The Community Engaged Leadership Minor was another new addition Pierson highlighted. After obtaining approval only a few weeks ago on March 23, students in the 2024-25 academic year students will have the opportunity to select this minor. The minor was approved by all three colleges and required the work of many faculty members and professors to make up the Minor Coordinating Council.

Professor Katherine Faull, the Director for Community Engaged Learning and Research set aside time to talk with the Bucknellian about the new minor and the hopeful future of Civic Engagement at Bucknell. 

Faull discussed the Inside Out classes and Prison Education program, an initiative that is giving incarcerated students the opportunity to earn college credits. Students from Bucknell and SCI Coal Township prison were able to enroll during this spring semester for Professor Tom Solomon’s UNIV 232 Science, Technology and Society class. The creation and funding for this program came from the Humanities Center and Mellon Funding. Bucknell has professors lined up to teach Inside Out classes for at least the next few years and hopes to continue the program far longer. 

Faull highlighted the positive impacts the Prison Education program is helping to promote as it aims to prevent recidivism. She shared that students who have earned credits while incarcerated have gone on to follow a path, after release, of attending community college and getting a degree or even graduating from Bucknell. 

Community partners are crucial to further the prominence of Civic Engagement for Bucknell students. Faull explained that because of Covid-19, many of their partnerships dissolved and they have had to establish new ones. Teaching a course with a campus partner takes extra work to figure out course material and arrange for transportation in rural Lewisburg. The benefits that come from starting these courses include the enriched educational environments for students, the transformation of teaching methods and experience of building relationships and making connections. 

When talking about what they hope the future of Civic Engagement and these classes will bring she said, “We are working towards integrating community engaged thinking and work across the curriculum at Bucknell and fulfilling our mission statement. We want to educate the campus that we’re not talking about service learning, that’s old language, and our partners have priorities not needs. Civic Engagement is moving away from this historical savior complex.” 

“Students and faculty as agents of change working towards social justice,” Faull said.

This year, Civic Engagement has two active Campus Community Collaborative Research Grants for students. They featured the CEE, water testing of the Buffalo Creek with the Buffalo Creek Watershed Alliance. The second grant works in Milton with Environmental History, Biology, History, Place Studies and TIME.

Civic engagement also promotes different internship opportunities students can participate in. The internships through Shepherd Higher Education Consortium on Poverty are eight-week programs in various locations throughout the United States. Students work on the treatment of poverty as a complex social issue. There will be five students participating in these internships next summer. 

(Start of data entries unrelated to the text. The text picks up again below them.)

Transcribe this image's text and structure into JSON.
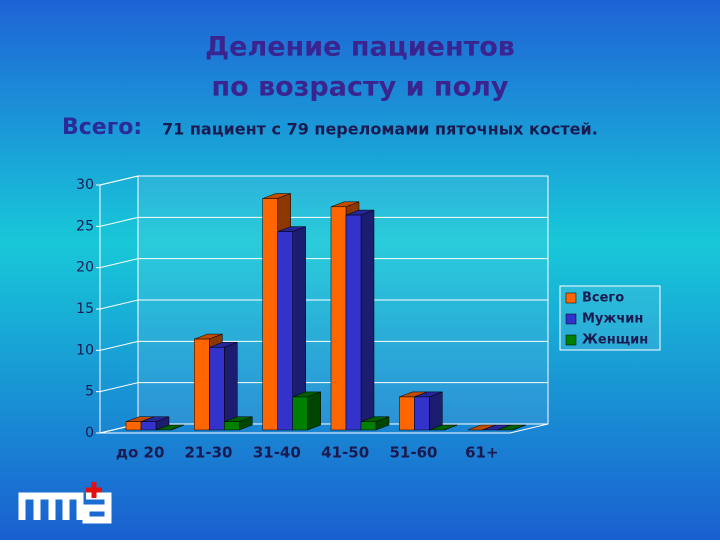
{
  "title_lines": [
    "Деление пациентов",
    "по возрасту и полу"
  ],
  "summary": {
    "label": "Всего:",
    "text": "71 пациент с 79 переломами пяточных костей."
  },
  "chart_data": {
    "type": "bar3d",
    "categories": [
      "до 20",
      "21-30",
      "31-40",
      "41-50",
      "51-60",
      "61+"
    ],
    "series": [
      {
        "name": "Всего",
        "color": "#ff6600",
        "values": [
          1,
          11,
          28,
          27,
          4,
          0
        ]
      },
      {
        "name": "Мужчин",
        "color": "#3333cc",
        "values": [
          1,
          10,
          24,
          26,
          4,
          0
        ]
      },
      {
        "name": "Женщин",
        "color": "#008000",
        "values": [
          0,
          1,
          4,
          1,
          0,
          0
        ]
      }
    ],
    "ylim": [
      0,
      30
    ],
    "yticks": [
      0,
      5,
      10,
      15,
      20,
      25,
      30
    ],
    "grid": true,
    "legend": "right"
  }
}
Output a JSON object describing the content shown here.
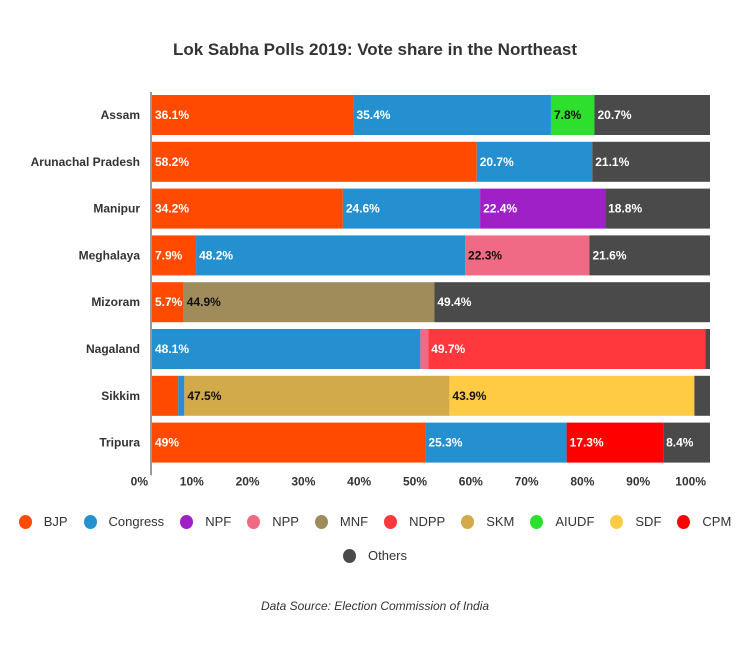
{
  "chart_data": {
    "type": "bar",
    "orientation": "horizontal",
    "stacked": true,
    "title": "Lok Sabha Polls 2019: Vote share in the Northeast",
    "source": "Data Source: Election Commission of India",
    "xlim": [
      0,
      100
    ],
    "xticks": [
      "0%",
      "10%",
      "20%",
      "30%",
      "40%",
      "50%",
      "60%",
      "70%",
      "80%",
      "90%",
      "100%"
    ],
    "grid": false,
    "legend_placement": "bottom",
    "parties": [
      {
        "name": "BJP",
        "color": "#ff4a00"
      },
      {
        "name": "Congress",
        "color": "#2490d0"
      },
      {
        "name": "NPF",
        "color": "#a020c8"
      },
      {
        "name": "NPP",
        "color": "#f06a85"
      },
      {
        "name": "MNF",
        "color": "#a08c5b"
      },
      {
        "name": "NDPP",
        "color": "#ff383d"
      },
      {
        "name": "SKM",
        "color": "#d3aa4a"
      },
      {
        "name": "AIUDF",
        "color": "#2ee02e"
      },
      {
        "name": "SDF",
        "color": "#ffcb45"
      },
      {
        "name": "CPM",
        "color": "#ff0000"
      },
      {
        "name": "Others",
        "color": "#4a4a4a"
      }
    ],
    "categories": [
      "Assam",
      "Arunachal Pradesh",
      "Manipur",
      "Meghalaya",
      "Mizoram",
      "Nagaland",
      "Sikkim",
      "Tripura"
    ],
    "rows": [
      {
        "state": "Assam",
        "segments": [
          {
            "party": "BJP",
            "value": 36.1,
            "label": "36.1%"
          },
          {
            "party": "Congress",
            "value": 35.4,
            "label": "35.4%"
          },
          {
            "party": "AIUDF",
            "value": 7.8,
            "label": "7.8%"
          },
          {
            "party": "Others",
            "value": 20.7,
            "label": "20.7%"
          }
        ]
      },
      {
        "state": "Arunachal Pradesh",
        "segments": [
          {
            "party": "BJP",
            "value": 58.2,
            "label": "58.2%"
          },
          {
            "party": "Congress",
            "value": 20.7,
            "label": "20.7%"
          },
          {
            "party": "Others",
            "value": 21.1,
            "label": "21.1%"
          }
        ]
      },
      {
        "state": "Manipur",
        "segments": [
          {
            "party": "BJP",
            "value": 34.2,
            "label": "34.2%"
          },
          {
            "party": "Congress",
            "value": 24.6,
            "label": "24.6%"
          },
          {
            "party": "NPF",
            "value": 22.4,
            "label": "22.4%"
          },
          {
            "party": "Others",
            "value": 18.8,
            "label": "18.8%"
          }
        ]
      },
      {
        "state": "Meghalaya",
        "segments": [
          {
            "party": "BJP",
            "value": 7.9,
            "label": "7.9%"
          },
          {
            "party": "Congress",
            "value": 48.2,
            "label": "48.2%"
          },
          {
            "party": "NPP",
            "value": 22.3,
            "label": "22.3%"
          },
          {
            "party": "Others",
            "value": 21.6,
            "label": "21.6%"
          }
        ]
      },
      {
        "state": "Mizoram",
        "segments": [
          {
            "party": "BJP",
            "value": 5.7,
            "label": "5.7%"
          },
          {
            "party": "MNF",
            "value": 44.9,
            "label": "44.9%"
          },
          {
            "party": "Others",
            "value": 49.4,
            "label": "49.4%"
          }
        ]
      },
      {
        "state": "Nagaland",
        "segments": [
          {
            "party": "Congress",
            "value": 48.1,
            "label": "48.1%"
          },
          {
            "party": "NPP",
            "value": 1.4,
            "label": ""
          },
          {
            "party": "NDPP",
            "value": 49.7,
            "label": "49.7%"
          },
          {
            "party": "Others",
            "value": 0.8,
            "label": ""
          }
        ]
      },
      {
        "state": "Sikkim",
        "segments": [
          {
            "party": "BJP",
            "value": 4.7,
            "label": ""
          },
          {
            "party": "Congress",
            "value": 1.1,
            "label": ""
          },
          {
            "party": "SKM",
            "value": 47.5,
            "label": "47.5%"
          },
          {
            "party": "SDF",
            "value": 43.9,
            "label": "43.9%"
          },
          {
            "party": "Others",
            "value": 2.8,
            "label": ""
          }
        ]
      },
      {
        "state": "Tripura",
        "segments": [
          {
            "party": "BJP",
            "value": 49,
            "label": "49%"
          },
          {
            "party": "Congress",
            "value": 25.3,
            "label": "25.3%"
          },
          {
            "party": "CPM",
            "value": 17.3,
            "label": "17.3%"
          },
          {
            "party": "Others",
            "value": 8.4,
            "label": "8.4%"
          }
        ]
      }
    ]
  }
}
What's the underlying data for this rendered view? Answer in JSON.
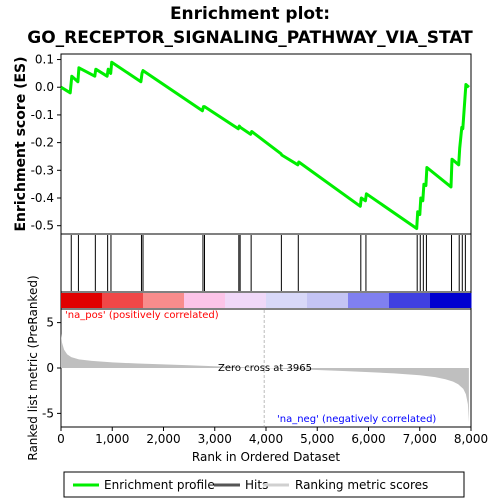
{
  "title_line1": "Enrichment plot:",
  "title_line2": "GO_RECEPTOR_SIGNALING_PATHWAY_VIA_STAT",
  "colors": {
    "es_line": "#00ee00",
    "hits": "#000000",
    "metric_fill": "#bfbfbf",
    "pos_label": "#ff0000",
    "neg_label": "#0000ff",
    "zero_line": "#bbbbbb",
    "ramp": [
      "#e00000",
      "#f04848",
      "#f88c8c",
      "#fcc4e8",
      "#f0d8f8",
      "#d8d8f8",
      "#c4c4f4",
      "#8080f0",
      "#4040e0",
      "#0000d0"
    ]
  },
  "chart_data": [
    {
      "type": "line",
      "panel": "enrichment",
      "ylabel": "Enrichment score (ES)",
      "xlim": [
        0,
        8000
      ],
      "ylim": [
        -0.53,
        0.12
      ],
      "yticks": [
        0.1,
        0.0,
        -0.1,
        -0.2,
        -0.3,
        -0.4,
        -0.5
      ],
      "ytick_labels": [
        "0.1",
        "0.0",
        "-0.1",
        "-0.2",
        "-0.3",
        "-0.4",
        "-0.5"
      ],
      "series": [
        {
          "name": "Enrichment profile",
          "x": [
            0,
            180,
            210,
            330,
            350,
            660,
            680,
            900,
            920,
            970,
            990,
            1560,
            1580,
            1600,
            2760,
            2780,
            2800,
            3460,
            3480,
            3500,
            3700,
            3720,
            4290,
            4310,
            4620,
            4640,
            5840,
            5860,
            5940,
            5960,
            6940,
            6960,
            7000,
            7020,
            7060,
            7080,
            7120,
            7140,
            7610,
            7630,
            7760,
            7780,
            7820,
            7840,
            7900,
            7960
          ],
          "y": [
            0.0,
            -0.02,
            0.04,
            0.02,
            0.07,
            0.04,
            0.065,
            0.04,
            0.065,
            0.05,
            0.09,
            0.02,
            0.05,
            0.06,
            -0.085,
            -0.07,
            -0.07,
            -0.15,
            -0.14,
            -0.145,
            -0.17,
            -0.16,
            -0.24,
            -0.245,
            -0.28,
            -0.27,
            -0.43,
            -0.4,
            -0.41,
            -0.385,
            -0.51,
            -0.45,
            -0.46,
            -0.4,
            -0.41,
            -0.35,
            -0.355,
            -0.29,
            -0.36,
            -0.26,
            -0.28,
            -0.22,
            -0.145,
            -0.15,
            0.01,
            0.0
          ]
        }
      ]
    },
    {
      "type": "bar",
      "panel": "hits",
      "series": [
        {
          "name": "Hits",
          "x": [
            200,
            340,
            670,
            910,
            975,
            1570,
            1600,
            2770,
            2800,
            3470,
            3495,
            3710,
            4300,
            4630,
            5850,
            5950,
            6950,
            7010,
            7070,
            7130,
            7620,
            7770,
            7830,
            7890
          ]
        }
      ]
    },
    {
      "type": "area",
      "panel": "ranked-metric",
      "xlabel": "Rank in Ordered Dataset",
      "ylabel": "Ranked list metric (PreRanked)",
      "xlim": [
        0,
        8000
      ],
      "ylim": [
        -6.5,
        6.5
      ],
      "yticks": [
        5,
        0,
        -5
      ],
      "ytick_labels": [
        "5",
        "0",
        "-5"
      ],
      "xticks": [
        0,
        1000,
        2000,
        3000,
        4000,
        5000,
        6000,
        7000,
        8000
      ],
      "xtick_labels": [
        "0",
        "1,000",
        "2,000",
        "3,000",
        "4,000",
        "5,000",
        "6,000",
        "7,000",
        "8,000"
      ],
      "zero_cross": 3965,
      "zero_cross_text": "Zero cross at 3965",
      "pos_label": "'na_pos' (positively correlated)",
      "neg_label": "'na_neg' (negatively correlated)",
      "series": [
        {
          "name": "Ranking metric scores",
          "x": [
            0,
            20,
            60,
            120,
            200,
            350,
            600,
            1000,
            1500,
            2000,
            2500,
            3000,
            3500,
            3965,
            4500,
            5000,
            5500,
            6000,
            6500,
            7000,
            7300,
            7500,
            7650,
            7750,
            7850,
            7900,
            7940,
            7960
          ],
          "y": [
            3.8,
            2.8,
            2.0,
            1.5,
            1.2,
            0.95,
            0.78,
            0.62,
            0.5,
            0.4,
            0.3,
            0.2,
            0.1,
            0.0,
            -0.12,
            -0.22,
            -0.33,
            -0.45,
            -0.6,
            -0.8,
            -1.0,
            -1.25,
            -1.5,
            -1.8,
            -2.3,
            -2.9,
            -4.0,
            -6.0
          ]
        }
      ]
    }
  ],
  "legend": {
    "items": [
      {
        "label": "Enrichment profile",
        "color": "#00ee00"
      },
      {
        "label": "Hits",
        "color": "#555555"
      },
      {
        "label": "Ranking metric scores",
        "color": "#d0d0d0"
      }
    ]
  }
}
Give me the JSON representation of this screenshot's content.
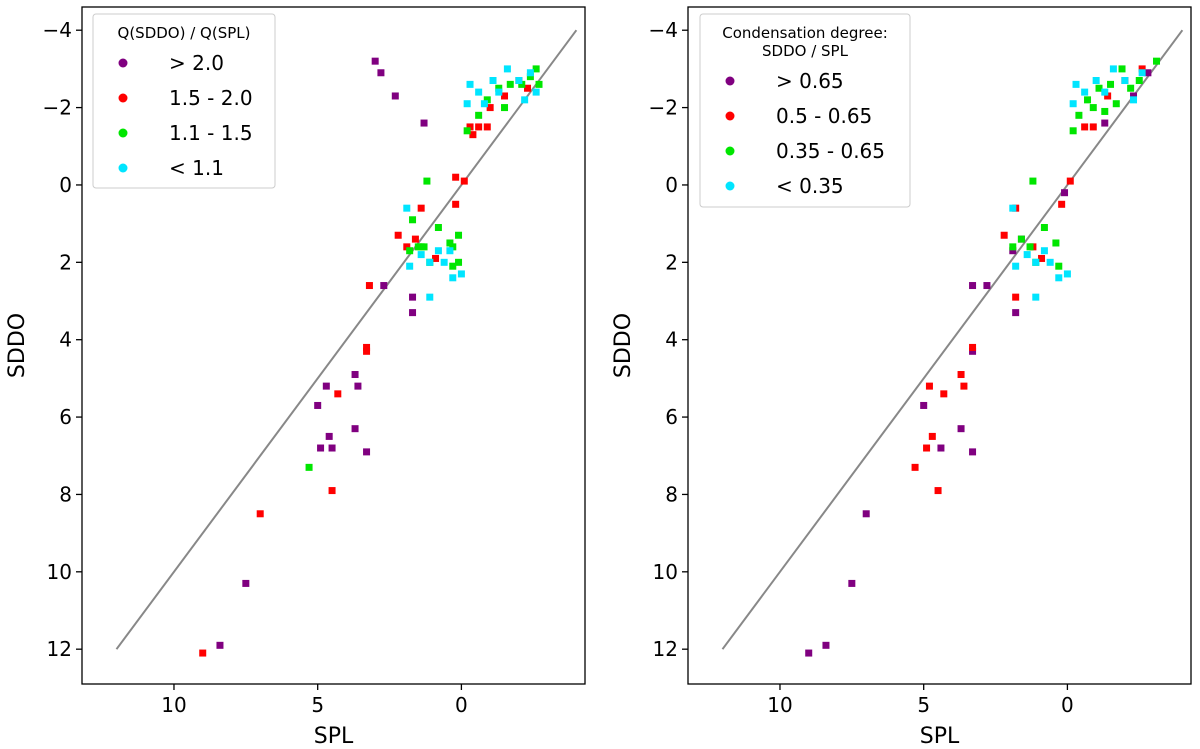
{
  "chart_data": [
    {
      "type": "scatter",
      "xlabel": "SPL",
      "ylabel": "SDDO",
      "xlim": [
        13.2,
        -4.3
      ],
      "ylim": [
        12.9,
        -4.6
      ],
      "x_ticks": [
        10,
        5,
        0
      ],
      "y_ticks": [
        -4,
        -2,
        0,
        2,
        4,
        6,
        8,
        10,
        12
      ],
      "x_tick_labels": [
        "10",
        "5",
        "0"
      ],
      "y_tick_labels": [
        "−4",
        "−2",
        "0",
        "2",
        "4",
        "6",
        "8",
        "10",
        "12"
      ],
      "identity_line": {
        "from": 12,
        "to": -4,
        "color": "#888888"
      },
      "legend": {
        "title": "Q(SDDO) / Q(SPL)",
        "location": "upper left",
        "entries": [
          {
            "label": "> 2.0",
            "color": "#800080"
          },
          {
            "label": "1.5 - 2.0",
            "color": "#ff0000"
          },
          {
            "label": "1.1 - 1.5",
            "color": "#00e600"
          },
          {
            "label": "< 1.1",
            "color": "#00e5ff"
          }
        ]
      },
      "series": [
        {
          "name": "> 2.0",
          "color": "#800080",
          "points": [
            [
              8.4,
              11.9
            ],
            [
              7.5,
              10.3
            ],
            [
              5.0,
              5.7
            ],
            [
              4.9,
              6.8
            ],
            [
              4.7,
              5.2
            ],
            [
              4.6,
              6.5
            ],
            [
              4.5,
              6.8
            ],
            [
              3.7,
              6.3
            ],
            [
              3.7,
              4.9
            ],
            [
              3.6,
              5.2
            ],
            [
              3.3,
              6.9
            ],
            [
              2.7,
              2.6
            ],
            [
              1.7,
              3.3
            ],
            [
              1.7,
              2.9
            ],
            [
              1.3,
              -1.6
            ],
            [
              2.3,
              -2.3
            ],
            [
              2.8,
              -2.9
            ],
            [
              3.0,
              -3.2
            ]
          ]
        },
        {
          "name": "1.5 - 2.0",
          "color": "#ff0000",
          "points": [
            [
              9.0,
              12.1
            ],
            [
              7.0,
              8.5
            ],
            [
              4.5,
              7.9
            ],
            [
              4.3,
              5.4
            ],
            [
              3.3,
              4.2
            ],
            [
              3.3,
              4.3
            ],
            [
              3.2,
              2.6
            ],
            [
              2.2,
              1.3
            ],
            [
              1.9,
              1.6
            ],
            [
              1.6,
              1.4
            ],
            [
              1.4,
              0.6
            ],
            [
              0.9,
              1.9
            ],
            [
              0.2,
              0.5
            ],
            [
              0.2,
              -0.2
            ],
            [
              -0.1,
              -0.1
            ],
            [
              -0.3,
              -1.5
            ],
            [
              -0.4,
              -1.3
            ],
            [
              -0.6,
              -1.5
            ],
            [
              -0.9,
              -1.5
            ],
            [
              -1.0,
              -2.0
            ],
            [
              -1.5,
              -2.3
            ],
            [
              -2.0,
              -2.7
            ],
            [
              -2.3,
              -2.5
            ]
          ]
        },
        {
          "name": "1.1 - 1.5",
          "color": "#00e600",
          "points": [
            [
              5.3,
              7.3
            ],
            [
              1.8,
              1.7
            ],
            [
              1.5,
              1.6
            ],
            [
              1.2,
              -0.1
            ],
            [
              1.4,
              1.6
            ],
            [
              1.3,
              1.6
            ],
            [
              1.7,
              0.9
            ],
            [
              1.1,
              2.0
            ],
            [
              0.8,
              1.1
            ],
            [
              0.4,
              1.5
            ],
            [
              0.3,
              1.6
            ],
            [
              0.3,
              2.1
            ],
            [
              0.1,
              2.0
            ],
            [
              0.1,
              1.3
            ],
            [
              -0.2,
              -1.4
            ],
            [
              -0.6,
              -1.8
            ],
            [
              -0.9,
              -2.2
            ],
            [
              -1.3,
              -2.5
            ],
            [
              -1.5,
              -2.0
            ],
            [
              -1.7,
              -2.6
            ],
            [
              -2.1,
              -2.6
            ],
            [
              -2.4,
              -2.8
            ],
            [
              -2.6,
              -3.0
            ],
            [
              -2.7,
              -2.6
            ]
          ]
        },
        {
          "name": "< 1.1",
          "color": "#00e5ff",
          "points": [
            [
              1.9,
              0.6
            ],
            [
              1.8,
              2.1
            ],
            [
              1.4,
              1.8
            ],
            [
              1.1,
              2.0
            ],
            [
              1.1,
              2.9
            ],
            [
              0.8,
              1.7
            ],
            [
              0.4,
              1.7
            ],
            [
              0.6,
              2.0
            ],
            [
              0.3,
              2.4
            ],
            [
              0.0,
              2.3
            ],
            [
              -0.2,
              -2.1
            ],
            [
              -0.3,
              -2.6
            ],
            [
              -0.6,
              -2.4
            ],
            [
              -0.8,
              -2.1
            ],
            [
              -1.1,
              -2.7
            ],
            [
              -1.3,
              -2.4
            ],
            [
              -1.6,
              -3.0
            ],
            [
              -2.0,
              -2.7
            ],
            [
              -2.2,
              -2.2
            ],
            [
              -2.4,
              -2.9
            ],
            [
              -2.6,
              -2.4
            ]
          ]
        }
      ]
    },
    {
      "type": "scatter",
      "xlabel": "SPL",
      "ylabel": "SDDO",
      "xlim": [
        13.2,
        -4.3
      ],
      "ylim": [
        12.9,
        -4.6
      ],
      "x_ticks": [
        10,
        5,
        0
      ],
      "y_ticks": [
        -4,
        -2,
        0,
        2,
        4,
        6,
        8,
        10,
        12
      ],
      "x_tick_labels": [
        "10",
        "5",
        "0"
      ],
      "y_tick_labels": [
        "−4",
        "−2",
        "0",
        "2",
        "4",
        "6",
        "8",
        "10",
        "12"
      ],
      "identity_line": {
        "from": 12,
        "to": -4,
        "color": "#888888"
      },
      "legend": {
        "title": "Condensation degree:\nSDDO / SPL",
        "location": "upper left",
        "entries": [
          {
            "label": "> 0.65",
            "color": "#800080"
          },
          {
            "label": "0.5 - 0.65",
            "color": "#ff0000"
          },
          {
            "label": "0.35 - 0.65",
            "color": "#00e600"
          },
          {
            "label": "< 0.35",
            "color": "#00e5ff"
          }
        ]
      },
      "series": [
        {
          "name": "> 0.65",
          "color": "#800080",
          "points": [
            [
              9.0,
              12.1
            ],
            [
              8.4,
              11.9
            ],
            [
              7.5,
              10.3
            ],
            [
              7.0,
              8.5
            ],
            [
              5.0,
              5.7
            ],
            [
              4.4,
              6.8
            ],
            [
              3.7,
              6.3
            ],
            [
              3.3,
              6.9
            ],
            [
              3.3,
              4.3
            ],
            [
              3.3,
              2.6
            ],
            [
              2.8,
              2.6
            ],
            [
              1.8,
              3.3
            ],
            [
              1.9,
              1.7
            ],
            [
              1.6,
              1.4
            ],
            [
              0.1,
              0.2
            ],
            [
              -1.3,
              -1.6
            ],
            [
              -2.3,
              -2.3
            ],
            [
              -2.8,
              -2.9
            ]
          ]
        },
        {
          "name": "0.5 - 0.65",
          "color": "#ff0000",
          "points": [
            [
              5.3,
              7.3
            ],
            [
              4.9,
              6.8
            ],
            [
              4.7,
              6.5
            ],
            [
              4.8,
              5.2
            ],
            [
              4.5,
              7.9
            ],
            [
              4.3,
              5.4
            ],
            [
              3.7,
              4.9
            ],
            [
              3.6,
              5.2
            ],
            [
              3.3,
              4.2
            ],
            [
              2.2,
              1.3
            ],
            [
              1.8,
              2.9
            ],
            [
              1.8,
              0.6
            ],
            [
              1.2,
              1.6
            ],
            [
              0.9,
              1.9
            ],
            [
              0.2,
              0.5
            ],
            [
              -0.1,
              -0.1
            ],
            [
              -0.6,
              -1.5
            ],
            [
              -0.9,
              -1.5
            ],
            [
              -1.4,
              -2.3
            ],
            [
              -2.0,
              -2.7
            ],
            [
              -2.6,
              -3.0
            ]
          ]
        },
        {
          "name": "0.35 - 0.65",
          "color": "#00e600",
          "points": [
            [
              1.9,
              1.6
            ],
            [
              1.6,
              1.4
            ],
            [
              1.2,
              -0.1
            ],
            [
              1.3,
              1.6
            ],
            [
              1.1,
              2.0
            ],
            [
              0.8,
              1.1
            ],
            [
              0.4,
              1.5
            ],
            [
              0.3,
              2.1
            ],
            [
              -0.2,
              -1.4
            ],
            [
              -0.4,
              -1.8
            ],
            [
              -0.7,
              -2.2
            ],
            [
              -1.1,
              -2.5
            ],
            [
              -1.3,
              -1.9
            ],
            [
              -1.5,
              -2.6
            ],
            [
              -1.9,
              -3.0
            ],
            [
              -2.2,
              -2.5
            ],
            [
              -2.5,
              -2.7
            ],
            [
              -3.1,
              -3.2
            ],
            [
              -1.7,
              -2.1
            ],
            [
              -0.9,
              -2.0
            ]
          ]
        },
        {
          "name": "< 0.35",
          "color": "#00e5ff",
          "points": [
            [
              1.9,
              0.6
            ],
            [
              1.8,
              2.1
            ],
            [
              1.4,
              1.8
            ],
            [
              1.1,
              2.0
            ],
            [
              1.1,
              2.9
            ],
            [
              0.8,
              1.7
            ],
            [
              0.6,
              2.0
            ],
            [
              0.3,
              2.4
            ],
            [
              0.0,
              2.3
            ],
            [
              -0.2,
              -2.1
            ],
            [
              -0.3,
              -2.6
            ],
            [
              -0.6,
              -2.4
            ],
            [
              -1.0,
              -2.7
            ],
            [
              -1.3,
              -2.4
            ],
            [
              -1.6,
              -3.0
            ],
            [
              -2.0,
              -2.7
            ],
            [
              -2.3,
              -2.2
            ],
            [
              -2.6,
              -2.9
            ]
          ]
        }
      ]
    }
  ]
}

New to the options for a Civic Engagement internship are the Summer Engaged Internships on campus. This year two students will be living at Bucknell to work with local community partners for eight weeks. The program allows partners to identify priorities within the community for the program to work on. It is stated in the Academic Civic and Community Engagement Report 2022-23 that the summertime is when the community and partners need support most.

The first annual Community Engaged Learning and Research Poster Session began April 17 on the main floor of the Bertrand Library and will be displayed for anyone to visit until the end of finals. Posters display engaged research and projects that various Bucknell students have been conducting. The poster session was sponsored by the Office of Civic Engagement and the Office of the Provost.